Automotive News reports seasonally adjusted annualized rates of 15.4 million units from TrueCar and Cars.com, and 15.3 million from Kelley Blue Book, up from 15.2 million SAAR projected last month after snowstorms and colder temperatures across most of the country kept consumers out of the showroom.
Meanwhile, fleet sales also took a hit this month, contributing to overall SAAR projections of 15.5 million from Barclays Capital, 15.7 million from LMC Automotive, and 15 million-plus from Wells Fargo Securities. Wells Fargo Securities senior analyst Richard Kwas also estimates March’s SAAR could surpass 16 million units, a figure last seen in August and November 2013, while he and J.D. Power senior vice president of the global automotive practice John Humphrey both believe the negative effects bestowed by winter weather systems earlier in February would be mitigated by stronger push in sales — boosted by Presidents Day promotions — at the close of the month.

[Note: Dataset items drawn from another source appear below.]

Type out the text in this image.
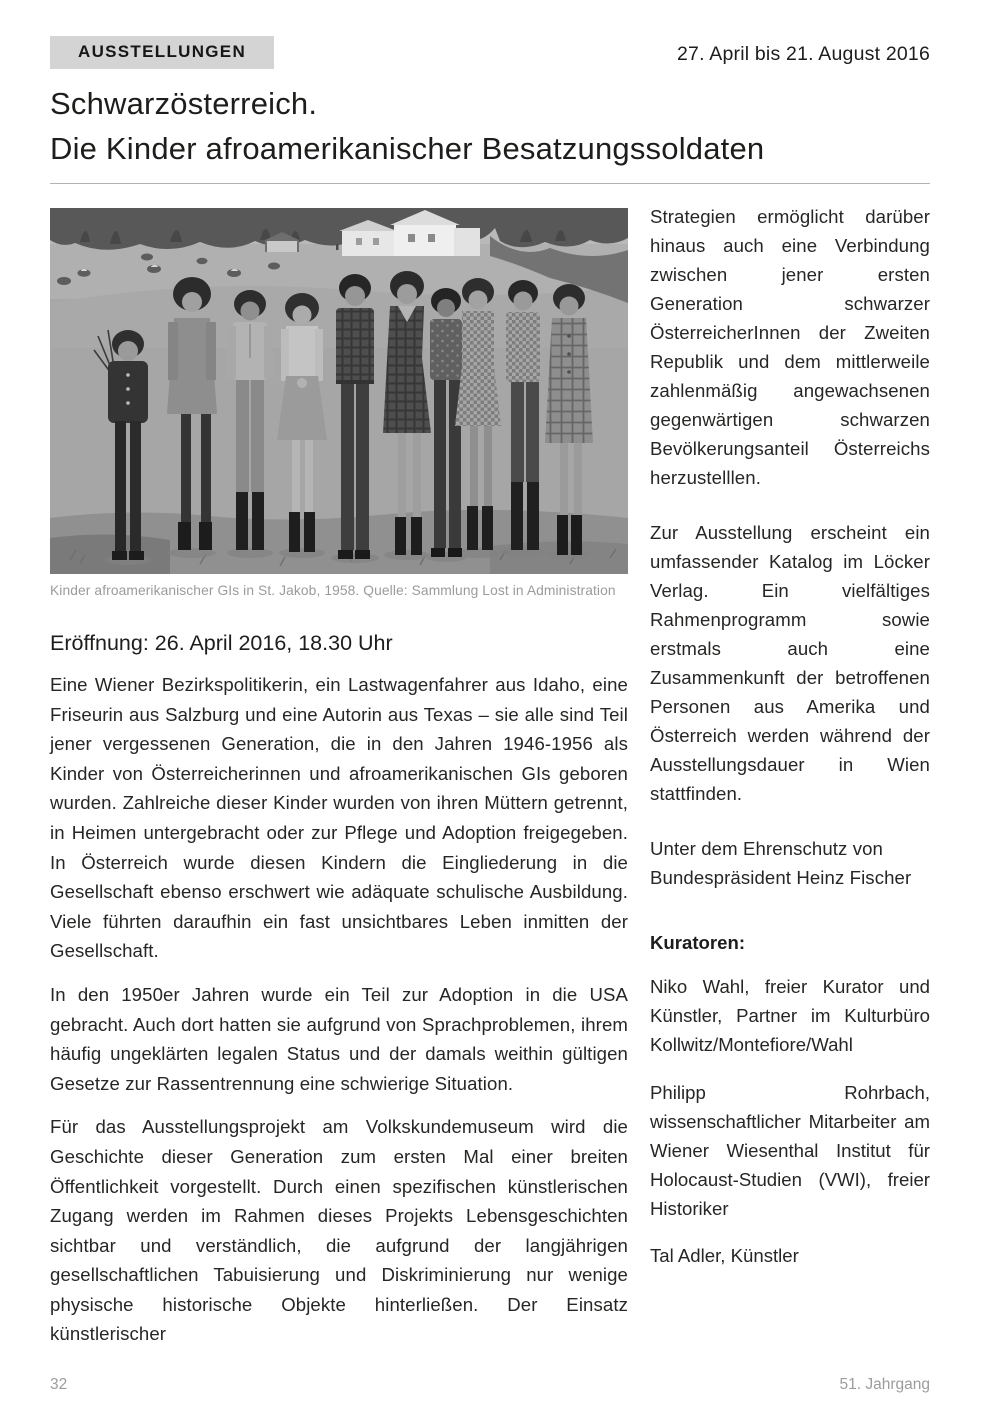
AUSSTELLUNGEN	27. April bis 21. August 2016
Schwarzösterreich.
Die Kinder afroamerikanischer Besatzungssoldaten
Kinder afroamerikanischer GIs in St. Jakob, 1958. Quelle: Sammlung Lost in Administration
Eröffnung: 26. April 2016, 18.30 Uhr

Eine Wiener Bezirkspolitikerin, ein Lastwagenfahrer aus Idaho, eine Friseurin aus Salzburg und eine Autorin aus Texas – sie alle sind Teil jener vergessenen Generation, die in den Jahren 1946-1956 als Kinder von Österreicherinnen und afroamerikanischen GIs geboren wurden. Zahlreiche dieser Kinder wurden von ihren Müttern getrennt, in Heimen untergebracht oder zur Pflege und Adoption freigegeben. In Österreich wurde diesen Kindern die Eingliederung in die Gesellschaft ebenso erschwert wie adäquate schulische Ausbildung. Viele führten daraufhin ein fast unsichtbares Leben inmitten der Gesellschaft.

In den 1950er Jahren wurde ein Teil zur Adoption in die USA gebracht. Auch dort hatten sie aufgrund von Sprachproblemen, ihrem häufig ungeklärten legalen Status und der damals weithin gültigen Gesetze zur Rassentrennung eine schwierige Situation.

Für das Ausstellungsprojekt am Volkskundemuseum wird die Geschichte dieser Generation zum ersten Mal einer breiten Öffentlichkeit vorgestellt. Durch einen spezifischen künstlerischen Zugang werden im Rahmen dieses Projekts Lebensgeschichten sichtbar und verständlich, die aufgrund der langjährigen gesellschaftlichen Tabuisierung und Diskriminierung nur wenige physische historische Objekte hinterließen. Der Einsatz künstlerischer

Strategien ermöglicht darüber hinaus auch eine Verbindung zwischen jener ersten Generation schwarzer ÖsterreicherInnen der Zweiten Republik und dem mittlerweile zahlenmäßig angewachsenen gegenwärtigen schwarzen Bevölkerungsanteil Österreichs herzustelllen.

Zur Ausstellung erscheint ein umfassender Katalog im Löcker Verlag. Ein vielfältiges Rahmenprogramm sowie erstmals auch eine Zusammenkunft der betroffenen Personen aus Amerika und Österreich werden während der Ausstellungsdauer in Wien stattfinden.

Unter dem Ehrenschutz von Bundespräsident Heinz Fischer

Kuratoren:

Niko Wahl, freier Kurator und Künstler, Partner im Kulturbüro Kollwitz/Montefiore/Wahl

Philipp Rohrbach, wissenschaftlicher Mitarbeiter am Wiener Wiesenthal Institut für Holocaust-Studien (VWI), freier Historiker

Tal Adler, Künstler

32	51. Jahrgang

Part of that push comes at the heels of more incentives. TrueCar listed increases of 3 percent over January, 5 percent from the same point in 2013, and a year-over-year of 20 percent for Honda, Hyundai/Kia, Toyota and Volkswagen. Ford also boosted their year-over-year to 16 percent, while General Motors and FCA’s Chrysler Group saw their incentive spending fall. Transaction prices also rose this month, with LMC predicting a record average of $29,000 per unit, beating the previous record from last February by over $400 per vehicle.

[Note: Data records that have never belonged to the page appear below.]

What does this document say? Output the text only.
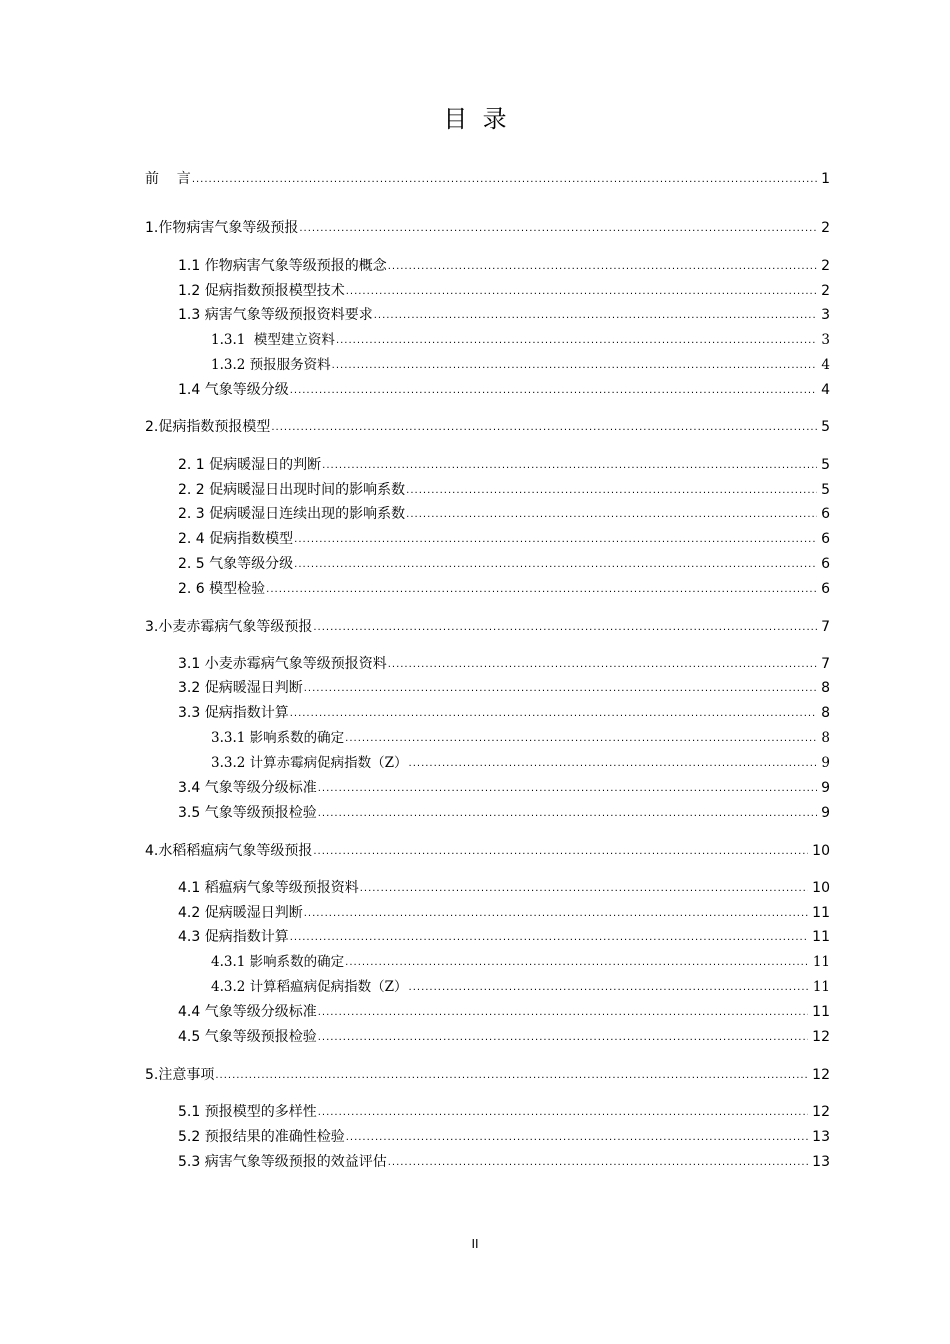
目  录
前    言 .....	1
1.作物病害气象等级预报 .....	2
1.1 作物病害气象等级预报的概念 .....	2
1.2 促病指数预报模型技术 .....	2
1.3 病害气象等级预报资料要求 .....	3
1.3.1  模型建立资料 .....	3
1.3.2 预报服务资料 .....	4
1.4 气象等级分级 .....	4
2.促病指数预报模型 .....	5
2. 1 促病暖湿日的判断 .....	5
2. 2 促病暖湿日出现时间的影响系数 .....	5
2. 3 促病暖湿日连续出现的影响系数 .....	6
2. 4 促病指数模型 .....	6
2. 5 气象等级分级 .....	6
2. 6 模型检验 .....	6
3.小麦赤霉病气象等级预报 .....	7
3.1 小麦赤霉病气象等级预报资料 .....	7
3.2 促病暖湿日判断 .....	8
3.3 促病指数计算 .....	8
3.3.1 影响系数的确定 .....	8
3.3.2 计算赤霉病促病指数（Z） .....	9
3.4 气象等级分级标准 .....	9
3.5 气象等级预报检验 .....	9
4.水稻稻瘟病气象等级预报 .....	10
4.1 稻瘟病气象等级预报资料 .....	10
4.2 促病暖湿日判断 .....	11
4.3 促病指数计算 .....	11
4.3.1 影响系数的确定 .....	11
4.3.2 计算稻瘟病促病指数（Z） .....	11
4.4 气象等级分级标准 .....	11
4.5 气象等级预报检验 .....	12
5.注意事项 .....	12
5.1 预报模型的多样性 .....	12
5.2 预报结果的准确性检验 .....	13
5.3 病害气象等级预报的效益评估 .....	13
II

At the start of February, automakers began with an 88-day supply of inventory, the highest since 2009 when automotive sales collapsed at the start of the Great Recession. LMC expects the inventory should thin by spring — projecting a 16.2 million SAAR for 2014 — though warned production levels could drop if the backlog is still an issue come June, forecasting a 2.5 percent decline in North American production to 16.5 million units.
Even more interesting will be the month of March. It could be the first indicator of over-exuberance about the auto market, or it could be the sign of things picking up after a nasty bout of cold weather.